Why multiple LTSM layers for encoder and only one LSTM for decoder?

Hi everyone,

Adding to the very relevant questions from https://community.deeplearning.ai/t/questions-regarding-course-4-week-1/175440, I wanted to ask the following: Why several serial layers of LSTMs are used for the encoder part and only one LSTM layer is user for the decoder?

If I may one for question: Regarding trax’s LSTM implementation, the layer actually has several inputs/outputs (c, a, y hat, t), right? Does it simply “know” how to connect and forward stacked LSTMs? What if we wanted to inspect or use somehow these various inputs/outputs from the middle or final layers?

Thanks in advance,
Jose

Hi @Jose_Leal_Domingues

Actually decoder uses n_decoder_layers in NMTAttn() function in UNQ_C4 step 7. pre_attention_decoder_fn() on the other hand uses a single LSTM layer. It’s a design choice but you “might see” why it makes sense (to not use multiple layers on pre-attention and then again use multiple layers in NMTAttn).
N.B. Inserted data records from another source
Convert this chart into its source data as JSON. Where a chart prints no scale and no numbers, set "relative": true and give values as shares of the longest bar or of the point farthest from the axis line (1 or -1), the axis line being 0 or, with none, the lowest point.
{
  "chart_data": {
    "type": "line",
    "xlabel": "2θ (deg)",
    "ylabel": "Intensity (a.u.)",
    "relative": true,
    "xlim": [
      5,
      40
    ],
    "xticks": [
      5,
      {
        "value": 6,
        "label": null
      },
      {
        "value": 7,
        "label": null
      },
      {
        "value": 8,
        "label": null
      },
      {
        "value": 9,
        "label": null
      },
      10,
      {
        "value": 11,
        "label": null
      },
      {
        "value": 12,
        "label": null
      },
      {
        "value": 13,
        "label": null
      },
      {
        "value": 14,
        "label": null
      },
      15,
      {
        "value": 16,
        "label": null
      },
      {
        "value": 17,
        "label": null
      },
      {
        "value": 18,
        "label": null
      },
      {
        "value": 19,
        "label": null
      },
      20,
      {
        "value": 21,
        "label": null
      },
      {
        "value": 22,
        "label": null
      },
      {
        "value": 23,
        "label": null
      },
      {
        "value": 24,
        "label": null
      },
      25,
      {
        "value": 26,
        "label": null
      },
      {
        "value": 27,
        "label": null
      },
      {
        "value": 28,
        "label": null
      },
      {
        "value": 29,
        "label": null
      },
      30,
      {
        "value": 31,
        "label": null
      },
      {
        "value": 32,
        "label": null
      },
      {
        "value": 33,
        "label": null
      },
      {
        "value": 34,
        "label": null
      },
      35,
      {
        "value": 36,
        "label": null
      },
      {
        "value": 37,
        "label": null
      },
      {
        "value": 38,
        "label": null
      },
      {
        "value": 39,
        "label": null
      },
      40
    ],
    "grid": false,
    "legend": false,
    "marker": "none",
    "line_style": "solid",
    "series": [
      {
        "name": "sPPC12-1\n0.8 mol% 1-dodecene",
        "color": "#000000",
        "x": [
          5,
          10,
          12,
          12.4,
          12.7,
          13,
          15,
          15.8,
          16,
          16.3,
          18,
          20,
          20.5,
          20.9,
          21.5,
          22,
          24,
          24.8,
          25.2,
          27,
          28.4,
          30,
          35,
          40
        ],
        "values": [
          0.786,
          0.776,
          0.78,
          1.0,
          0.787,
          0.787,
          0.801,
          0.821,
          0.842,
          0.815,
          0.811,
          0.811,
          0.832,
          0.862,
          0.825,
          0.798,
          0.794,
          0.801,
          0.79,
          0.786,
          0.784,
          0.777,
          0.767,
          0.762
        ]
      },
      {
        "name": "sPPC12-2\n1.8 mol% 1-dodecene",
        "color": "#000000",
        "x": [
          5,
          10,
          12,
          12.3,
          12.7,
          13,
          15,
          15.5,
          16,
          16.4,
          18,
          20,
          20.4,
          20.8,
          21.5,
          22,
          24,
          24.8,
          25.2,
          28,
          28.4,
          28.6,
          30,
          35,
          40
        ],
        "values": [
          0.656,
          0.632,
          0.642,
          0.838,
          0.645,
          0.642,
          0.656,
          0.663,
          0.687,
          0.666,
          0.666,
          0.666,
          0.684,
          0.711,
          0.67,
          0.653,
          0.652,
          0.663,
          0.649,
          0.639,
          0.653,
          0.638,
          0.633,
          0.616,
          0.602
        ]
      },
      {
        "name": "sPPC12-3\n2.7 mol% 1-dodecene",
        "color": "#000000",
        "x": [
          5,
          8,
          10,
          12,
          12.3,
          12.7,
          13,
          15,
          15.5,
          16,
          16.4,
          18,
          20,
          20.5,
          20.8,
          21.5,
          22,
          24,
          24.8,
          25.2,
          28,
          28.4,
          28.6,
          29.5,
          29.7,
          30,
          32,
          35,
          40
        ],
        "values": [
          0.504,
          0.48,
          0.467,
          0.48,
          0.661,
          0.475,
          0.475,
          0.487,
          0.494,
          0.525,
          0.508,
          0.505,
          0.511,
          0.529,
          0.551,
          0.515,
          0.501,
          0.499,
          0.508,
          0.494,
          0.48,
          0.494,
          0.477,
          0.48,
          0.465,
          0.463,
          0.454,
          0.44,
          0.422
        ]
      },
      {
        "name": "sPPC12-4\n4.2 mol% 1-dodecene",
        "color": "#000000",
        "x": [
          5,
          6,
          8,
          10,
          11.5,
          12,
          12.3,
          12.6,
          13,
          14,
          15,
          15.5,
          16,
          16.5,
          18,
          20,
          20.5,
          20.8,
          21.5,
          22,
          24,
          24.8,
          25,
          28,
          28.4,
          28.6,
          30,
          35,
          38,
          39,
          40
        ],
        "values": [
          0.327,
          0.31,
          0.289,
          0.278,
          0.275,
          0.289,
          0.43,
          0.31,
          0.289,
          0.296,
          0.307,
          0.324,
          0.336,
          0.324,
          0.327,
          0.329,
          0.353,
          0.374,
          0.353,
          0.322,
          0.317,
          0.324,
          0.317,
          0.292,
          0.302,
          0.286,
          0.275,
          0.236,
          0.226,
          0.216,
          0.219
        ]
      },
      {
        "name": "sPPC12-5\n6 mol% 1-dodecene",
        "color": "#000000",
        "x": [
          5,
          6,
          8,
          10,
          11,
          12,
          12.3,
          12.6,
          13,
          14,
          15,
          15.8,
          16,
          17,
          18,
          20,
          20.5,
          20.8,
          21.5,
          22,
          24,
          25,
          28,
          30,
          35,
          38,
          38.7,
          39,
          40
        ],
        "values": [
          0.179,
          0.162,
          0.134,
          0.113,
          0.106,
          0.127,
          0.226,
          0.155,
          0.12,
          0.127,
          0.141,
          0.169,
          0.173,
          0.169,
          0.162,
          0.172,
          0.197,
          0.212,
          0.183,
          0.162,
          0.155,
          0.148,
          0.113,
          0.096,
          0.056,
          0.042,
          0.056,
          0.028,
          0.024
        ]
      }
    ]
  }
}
Short answer - yes. Each LSTM cell get the same number (shape) of inputs and outputs and that is why you need to initialize hidden states - for the very first step (trax also helps you with initialization too by creating shapes and values of initial hidden states).

There are number of ways you could do that and they vary in simplicity. If you would want to just “check” them you could simply “debug” the code and follow trace.
You could also inherit the class and write your own forward function, maybe dumping values to some file.
Also there are more sophisticated ways of doing it which would probably require a whole course on it :slight_smile: